Por desgracia para Saavedra, las mieles del poder no lo acompañaron por mucho tiempo. Su aparente firmeza para sostener un gobierno de plena soberanía después de 1810, no fue muy consentida en los corrillos de la política de entonces (1), por eso en 1814, la Asamblea General Constituyente decidió expulsarlo “fuera del territorio de las Provincias Unidas”, según se desprende de un mentiroso documento firmado por Valentín Gómez y el agente británico Hipólito Vieytes (Presidente y Secretario, respectivamente) en sesión secreta que dicho cuerpo gubernamental celebró el 8 de febrero de 1814.
El propio Saavedra explica en sus valiosas Memorias que él y sus seguidores –entre ellos el patriota Dr.

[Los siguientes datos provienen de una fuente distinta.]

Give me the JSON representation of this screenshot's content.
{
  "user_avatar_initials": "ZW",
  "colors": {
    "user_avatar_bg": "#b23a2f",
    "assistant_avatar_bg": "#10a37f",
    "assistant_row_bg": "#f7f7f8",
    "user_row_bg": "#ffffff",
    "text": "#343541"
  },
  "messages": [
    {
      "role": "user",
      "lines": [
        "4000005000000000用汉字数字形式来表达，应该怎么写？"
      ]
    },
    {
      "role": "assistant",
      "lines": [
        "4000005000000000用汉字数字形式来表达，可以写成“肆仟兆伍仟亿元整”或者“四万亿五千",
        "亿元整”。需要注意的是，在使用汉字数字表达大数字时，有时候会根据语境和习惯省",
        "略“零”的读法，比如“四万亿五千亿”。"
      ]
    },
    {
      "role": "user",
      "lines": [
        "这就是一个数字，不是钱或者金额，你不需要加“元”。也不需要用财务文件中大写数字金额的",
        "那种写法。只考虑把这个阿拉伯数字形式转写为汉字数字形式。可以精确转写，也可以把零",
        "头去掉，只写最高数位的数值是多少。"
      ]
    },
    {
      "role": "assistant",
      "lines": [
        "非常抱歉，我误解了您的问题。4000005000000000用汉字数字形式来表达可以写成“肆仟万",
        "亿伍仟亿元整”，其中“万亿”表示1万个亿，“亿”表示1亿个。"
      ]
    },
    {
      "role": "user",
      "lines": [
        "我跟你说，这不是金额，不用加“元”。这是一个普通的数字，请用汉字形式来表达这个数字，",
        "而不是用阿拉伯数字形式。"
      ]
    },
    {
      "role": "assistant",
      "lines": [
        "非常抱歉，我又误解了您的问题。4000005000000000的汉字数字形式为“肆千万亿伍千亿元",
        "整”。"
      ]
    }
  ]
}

Joaquín Campana- estaban juramentados a no obedecer ni a Moreno (a quien acusó de conspirar contra él hasta su embarque final con rumbo a Inglaterra), ni a la princesa Carlota (integrante de la familia real portuguesa, aliada desde 1707 de Inglaterra) y ni a los “jefes de Córdoba, Montevideo, Lima, Potosí y Charcas (que) nos acusaban directamente de insurgentes y traidores y se preparaban para hacernos la guerra”. El destierro chileno, y luego sanjuanino, de Saavedra, ocurre por una ímproba doble acusación que la Asamblea del Año XIII le enrostra: la de ser Carlotista y ladrón. Así dice en sus Memorias:
“La acusación de carlotista (2) me persiguió durante mucho tiempo. Se dijo que mi hijo Diego y que Juan Pedro Aguirre no habían viajado a los Estados Unidos por compra de armamentos, sino que una vez en la corte del Brasil concluirían la venta de la Banda Oriental a Portugal. Qué infamia la de mis enemigos. Ellos creyeron, además, que la traición iba acompañada por el robo de veinte mil pesos de la Tesorería General (…) Mi hijo fue despojado de su empleo de capitán de Dragones sin abonársele los sueldos y más tarde confinado a la Guardia del Monte…”.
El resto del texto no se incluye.